Hierarchical taxonomies are not only useful when used for retrieving documents because they provide consistency across the organization, but they make the user's job of assigning metadata quick and easy as well. In an Office 2010 document that is stored on SharePoint 2010, for example, a user will have access to the defined taxonomy and could simply pull down a list of terms and select those to be applied to the document.

Enterprise metadata management in SharePoint and Office 2010 provides the infrastructure and tools for managing and applying metadata. Administrators and taxonomists employ the Metadata Manager to create flat or hierarchical lists of terms, kept in term stores. Metadata management tools in SharePoint and Office also allow users to easily apply the terms to documents.

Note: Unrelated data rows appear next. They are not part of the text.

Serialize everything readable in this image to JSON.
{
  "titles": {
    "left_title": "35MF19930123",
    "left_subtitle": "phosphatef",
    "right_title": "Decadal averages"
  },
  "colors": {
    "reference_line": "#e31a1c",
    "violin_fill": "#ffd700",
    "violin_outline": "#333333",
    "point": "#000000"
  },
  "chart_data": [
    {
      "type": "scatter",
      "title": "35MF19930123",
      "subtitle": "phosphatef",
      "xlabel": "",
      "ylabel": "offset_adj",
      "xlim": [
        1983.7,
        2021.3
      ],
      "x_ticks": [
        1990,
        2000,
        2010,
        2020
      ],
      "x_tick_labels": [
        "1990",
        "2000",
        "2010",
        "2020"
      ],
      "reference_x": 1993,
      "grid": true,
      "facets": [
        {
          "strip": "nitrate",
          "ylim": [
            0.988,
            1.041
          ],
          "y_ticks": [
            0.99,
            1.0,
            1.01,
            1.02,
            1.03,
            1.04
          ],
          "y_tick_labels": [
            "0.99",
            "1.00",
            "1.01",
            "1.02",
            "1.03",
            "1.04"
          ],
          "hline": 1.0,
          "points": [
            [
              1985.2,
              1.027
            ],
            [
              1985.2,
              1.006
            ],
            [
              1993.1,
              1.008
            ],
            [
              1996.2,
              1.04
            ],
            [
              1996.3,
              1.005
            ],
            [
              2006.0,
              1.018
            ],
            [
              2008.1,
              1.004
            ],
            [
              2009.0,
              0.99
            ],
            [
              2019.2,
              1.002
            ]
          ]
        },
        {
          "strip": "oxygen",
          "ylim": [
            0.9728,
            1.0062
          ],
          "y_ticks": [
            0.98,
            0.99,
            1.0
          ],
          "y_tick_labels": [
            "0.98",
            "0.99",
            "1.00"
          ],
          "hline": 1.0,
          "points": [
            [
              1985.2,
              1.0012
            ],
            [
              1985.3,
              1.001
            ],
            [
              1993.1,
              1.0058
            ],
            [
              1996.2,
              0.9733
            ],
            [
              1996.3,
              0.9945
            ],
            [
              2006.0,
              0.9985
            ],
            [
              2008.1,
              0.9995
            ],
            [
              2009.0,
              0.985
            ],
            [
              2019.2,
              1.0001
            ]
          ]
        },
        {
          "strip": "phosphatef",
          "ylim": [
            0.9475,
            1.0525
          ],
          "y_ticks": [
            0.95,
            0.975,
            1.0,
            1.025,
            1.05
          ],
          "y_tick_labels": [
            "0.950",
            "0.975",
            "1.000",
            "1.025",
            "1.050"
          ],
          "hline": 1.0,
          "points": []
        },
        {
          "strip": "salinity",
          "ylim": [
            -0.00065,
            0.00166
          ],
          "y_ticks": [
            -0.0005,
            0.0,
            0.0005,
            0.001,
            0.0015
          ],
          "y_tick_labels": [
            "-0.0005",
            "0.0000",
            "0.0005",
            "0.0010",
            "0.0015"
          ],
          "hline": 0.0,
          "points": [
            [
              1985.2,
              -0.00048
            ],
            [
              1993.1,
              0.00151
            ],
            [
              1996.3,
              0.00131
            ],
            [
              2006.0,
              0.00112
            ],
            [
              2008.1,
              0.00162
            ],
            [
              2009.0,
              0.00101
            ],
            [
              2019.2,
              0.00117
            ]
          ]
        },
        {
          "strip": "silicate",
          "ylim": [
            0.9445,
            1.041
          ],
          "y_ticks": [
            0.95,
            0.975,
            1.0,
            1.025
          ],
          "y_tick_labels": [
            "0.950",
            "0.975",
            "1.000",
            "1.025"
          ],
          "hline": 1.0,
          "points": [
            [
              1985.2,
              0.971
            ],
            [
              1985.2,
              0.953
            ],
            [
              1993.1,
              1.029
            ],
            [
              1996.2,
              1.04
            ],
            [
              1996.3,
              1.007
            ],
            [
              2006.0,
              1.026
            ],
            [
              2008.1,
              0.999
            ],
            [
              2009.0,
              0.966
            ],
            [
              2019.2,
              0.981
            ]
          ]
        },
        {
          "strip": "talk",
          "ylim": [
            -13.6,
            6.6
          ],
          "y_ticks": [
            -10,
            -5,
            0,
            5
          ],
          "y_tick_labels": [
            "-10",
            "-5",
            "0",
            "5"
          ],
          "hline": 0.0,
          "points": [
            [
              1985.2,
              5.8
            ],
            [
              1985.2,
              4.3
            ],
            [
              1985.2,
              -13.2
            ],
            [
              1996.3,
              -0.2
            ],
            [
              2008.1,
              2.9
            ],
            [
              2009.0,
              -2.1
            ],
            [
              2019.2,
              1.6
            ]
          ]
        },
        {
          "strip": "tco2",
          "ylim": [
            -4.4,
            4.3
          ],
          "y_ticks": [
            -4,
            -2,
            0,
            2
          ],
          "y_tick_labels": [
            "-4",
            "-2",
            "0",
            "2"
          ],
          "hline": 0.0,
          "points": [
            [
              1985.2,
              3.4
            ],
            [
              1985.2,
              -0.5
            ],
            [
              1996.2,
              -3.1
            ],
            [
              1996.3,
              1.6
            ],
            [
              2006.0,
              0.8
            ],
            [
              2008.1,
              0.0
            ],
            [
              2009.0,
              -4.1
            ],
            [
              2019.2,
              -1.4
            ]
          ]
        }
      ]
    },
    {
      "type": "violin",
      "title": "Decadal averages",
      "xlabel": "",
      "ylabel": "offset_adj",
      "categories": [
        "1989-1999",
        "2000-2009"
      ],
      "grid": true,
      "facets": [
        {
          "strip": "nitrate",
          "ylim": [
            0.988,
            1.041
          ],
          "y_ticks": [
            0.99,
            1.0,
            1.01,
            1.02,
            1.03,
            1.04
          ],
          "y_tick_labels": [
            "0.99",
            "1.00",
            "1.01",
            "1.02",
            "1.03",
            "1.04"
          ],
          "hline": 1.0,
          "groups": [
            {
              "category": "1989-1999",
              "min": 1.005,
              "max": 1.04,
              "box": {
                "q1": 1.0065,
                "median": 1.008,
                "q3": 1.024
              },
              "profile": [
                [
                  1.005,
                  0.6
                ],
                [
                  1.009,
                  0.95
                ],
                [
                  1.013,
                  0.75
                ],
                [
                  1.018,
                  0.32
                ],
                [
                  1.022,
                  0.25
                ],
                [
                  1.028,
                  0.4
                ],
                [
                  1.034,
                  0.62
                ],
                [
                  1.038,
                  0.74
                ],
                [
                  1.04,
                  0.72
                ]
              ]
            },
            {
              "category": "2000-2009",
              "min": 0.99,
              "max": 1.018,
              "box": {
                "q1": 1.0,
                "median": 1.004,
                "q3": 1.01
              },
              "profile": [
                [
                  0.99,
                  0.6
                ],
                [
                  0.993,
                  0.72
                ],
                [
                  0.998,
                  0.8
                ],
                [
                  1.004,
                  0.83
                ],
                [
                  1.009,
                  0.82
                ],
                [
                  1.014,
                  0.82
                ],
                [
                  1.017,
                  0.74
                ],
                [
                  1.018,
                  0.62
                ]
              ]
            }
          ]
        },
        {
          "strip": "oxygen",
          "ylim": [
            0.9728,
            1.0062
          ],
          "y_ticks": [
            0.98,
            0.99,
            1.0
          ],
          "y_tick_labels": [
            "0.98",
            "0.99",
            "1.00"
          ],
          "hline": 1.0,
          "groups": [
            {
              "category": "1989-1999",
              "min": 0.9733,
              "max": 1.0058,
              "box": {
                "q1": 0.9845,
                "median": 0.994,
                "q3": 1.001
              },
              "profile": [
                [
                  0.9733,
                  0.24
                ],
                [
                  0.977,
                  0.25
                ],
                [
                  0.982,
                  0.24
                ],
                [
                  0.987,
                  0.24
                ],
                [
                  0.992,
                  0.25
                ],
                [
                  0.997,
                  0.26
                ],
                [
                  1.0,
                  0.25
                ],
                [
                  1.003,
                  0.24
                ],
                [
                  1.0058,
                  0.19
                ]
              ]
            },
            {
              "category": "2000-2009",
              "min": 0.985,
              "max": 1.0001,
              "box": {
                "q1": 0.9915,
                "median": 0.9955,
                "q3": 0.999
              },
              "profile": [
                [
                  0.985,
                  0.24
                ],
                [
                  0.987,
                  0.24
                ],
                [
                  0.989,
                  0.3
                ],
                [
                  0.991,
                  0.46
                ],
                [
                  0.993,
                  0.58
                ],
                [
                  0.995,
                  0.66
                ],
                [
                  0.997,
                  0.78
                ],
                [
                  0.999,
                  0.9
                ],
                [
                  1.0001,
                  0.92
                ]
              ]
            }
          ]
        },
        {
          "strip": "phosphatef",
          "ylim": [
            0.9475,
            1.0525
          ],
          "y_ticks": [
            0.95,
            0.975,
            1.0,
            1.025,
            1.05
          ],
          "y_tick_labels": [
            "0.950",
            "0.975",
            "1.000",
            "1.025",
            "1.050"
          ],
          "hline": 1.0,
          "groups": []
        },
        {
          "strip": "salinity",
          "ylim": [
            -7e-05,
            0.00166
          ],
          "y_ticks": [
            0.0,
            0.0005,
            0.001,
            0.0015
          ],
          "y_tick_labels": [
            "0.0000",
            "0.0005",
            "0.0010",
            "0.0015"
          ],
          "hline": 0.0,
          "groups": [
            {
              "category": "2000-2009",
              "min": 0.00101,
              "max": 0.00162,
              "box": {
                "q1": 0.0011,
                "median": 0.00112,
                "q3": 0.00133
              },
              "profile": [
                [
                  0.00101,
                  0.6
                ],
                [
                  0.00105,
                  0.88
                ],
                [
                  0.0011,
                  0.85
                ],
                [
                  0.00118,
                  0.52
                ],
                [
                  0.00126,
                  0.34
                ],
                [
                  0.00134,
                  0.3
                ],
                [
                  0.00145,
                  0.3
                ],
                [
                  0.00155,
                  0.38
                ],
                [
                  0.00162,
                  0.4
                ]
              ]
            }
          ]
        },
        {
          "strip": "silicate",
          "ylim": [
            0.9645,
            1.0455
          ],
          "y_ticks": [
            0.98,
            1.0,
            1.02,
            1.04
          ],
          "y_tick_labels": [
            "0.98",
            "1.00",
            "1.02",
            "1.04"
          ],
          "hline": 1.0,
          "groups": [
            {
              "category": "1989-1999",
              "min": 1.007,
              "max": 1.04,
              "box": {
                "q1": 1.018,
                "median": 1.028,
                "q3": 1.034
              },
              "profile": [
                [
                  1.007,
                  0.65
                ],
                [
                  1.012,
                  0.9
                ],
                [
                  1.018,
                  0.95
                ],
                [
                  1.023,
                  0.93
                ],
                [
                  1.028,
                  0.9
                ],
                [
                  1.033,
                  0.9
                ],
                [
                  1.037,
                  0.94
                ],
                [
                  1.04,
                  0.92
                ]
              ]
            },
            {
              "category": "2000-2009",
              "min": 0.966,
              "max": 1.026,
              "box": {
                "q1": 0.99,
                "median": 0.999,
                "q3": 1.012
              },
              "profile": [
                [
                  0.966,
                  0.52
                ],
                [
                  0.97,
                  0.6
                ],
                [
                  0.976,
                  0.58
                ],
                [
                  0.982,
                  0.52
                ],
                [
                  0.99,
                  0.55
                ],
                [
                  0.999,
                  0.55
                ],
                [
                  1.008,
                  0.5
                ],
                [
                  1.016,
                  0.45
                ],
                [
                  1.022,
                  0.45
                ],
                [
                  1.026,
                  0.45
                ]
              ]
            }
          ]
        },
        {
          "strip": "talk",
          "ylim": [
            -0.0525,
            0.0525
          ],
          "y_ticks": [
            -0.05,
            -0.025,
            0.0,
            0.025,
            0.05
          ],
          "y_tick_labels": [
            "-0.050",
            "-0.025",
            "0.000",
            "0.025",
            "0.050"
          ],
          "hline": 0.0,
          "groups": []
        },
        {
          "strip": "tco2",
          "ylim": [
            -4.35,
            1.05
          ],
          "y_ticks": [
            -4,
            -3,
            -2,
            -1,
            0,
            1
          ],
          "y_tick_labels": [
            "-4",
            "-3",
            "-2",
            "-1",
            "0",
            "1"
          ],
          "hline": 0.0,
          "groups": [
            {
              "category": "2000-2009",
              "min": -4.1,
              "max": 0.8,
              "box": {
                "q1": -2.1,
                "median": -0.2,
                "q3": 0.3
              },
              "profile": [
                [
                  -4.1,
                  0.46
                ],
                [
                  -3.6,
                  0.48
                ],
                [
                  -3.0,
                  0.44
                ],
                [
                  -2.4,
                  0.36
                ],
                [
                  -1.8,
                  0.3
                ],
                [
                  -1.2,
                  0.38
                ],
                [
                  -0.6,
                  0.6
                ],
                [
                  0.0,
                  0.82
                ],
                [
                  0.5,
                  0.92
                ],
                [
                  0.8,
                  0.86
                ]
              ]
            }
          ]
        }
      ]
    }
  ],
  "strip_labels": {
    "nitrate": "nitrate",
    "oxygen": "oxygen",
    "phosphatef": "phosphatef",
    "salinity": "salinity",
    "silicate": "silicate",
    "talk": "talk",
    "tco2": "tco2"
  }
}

Term store management tool

The term store management tool is used to create and manage terms and term sets. With the appropriate permissions you can use the tool to create, add, modify, and delete terms and term sets.

Note

Normally, end users will not have access to the SharePoint central administration tools to manage terms sets, but it helps to see how the term store is set up so you will understand the advantages for end users.

You can manage terms in a hierarchy within a term set. You can also turn keywords into managed terms. In this way, keywords that users contribute to a SharePoint site with social tagging can become part of the managed metadata hierarchy.

To access the Term Store Management Tool:

  1. Open the SharePoint Central Administration Console.
  2. Under Application Management, select Managed service applications.
Term store management tool

Managing Metadata Service

By selecting Managed Metadata Service on the left, an administrator can give others permission to manage the service in the PROPERTIES tab on the right. Other settings such as Default Language and Working Languages can be set here.

Managing Metadata Service

Groups, Term Sets, and Terms

Under Managed Metadata Service you will see Groups listed. In the view above, for example, the groups are System and Corporate Taxonomy.

The groups are divided hierarchically into Term Sets (Product Categories in the preceding example) and Terms. Term sets contain terms (in the preceding example Differentials, Gears, and so on are terms within the term set Product Categories).

Terms can be further nested in the hierarchy into parent and child terms. In this example, Gears is the parent term for Bevel, Helical, and Worm.

Note

The System Group is provided by default. Term Sets for Keywords and Orphaned Terms are stored there. These Term Sets are flat; that is, not hierarchical.

Corporate Taxonomy in the preceding screenshot is a group that has been set up by those responsible for creating the managed metadata taxonomy. To access and manage the taxonomy, those users require appropriate permissions.

Metadata managers, librarians, and taxonomists will be the primary users of the Term Store Management Tool. The tool provides an easy way to create, manage, and share metadata.

Here, you see the properties for Rack and Pinion. Taxonomists add and modify the properties with this part of the tool. By pulling down an action menu for a selected term, users can create new terms, as well as copy and move terms. They can also delete terms or merge them to eliminate ambiguities. To deprecate a term means to take it out of use without deleting it.

Groups, Term Sets, and Terms

Keywords

Keywords are unmanaged metadata that are not hierarchically arranged. They are kept as a flat list. Keywords include the tags and properties users can add outside of the managed metadata structure of a taxonomy. Social tagging on My Sites, blogs, and wikis would be an example of applying Keywords.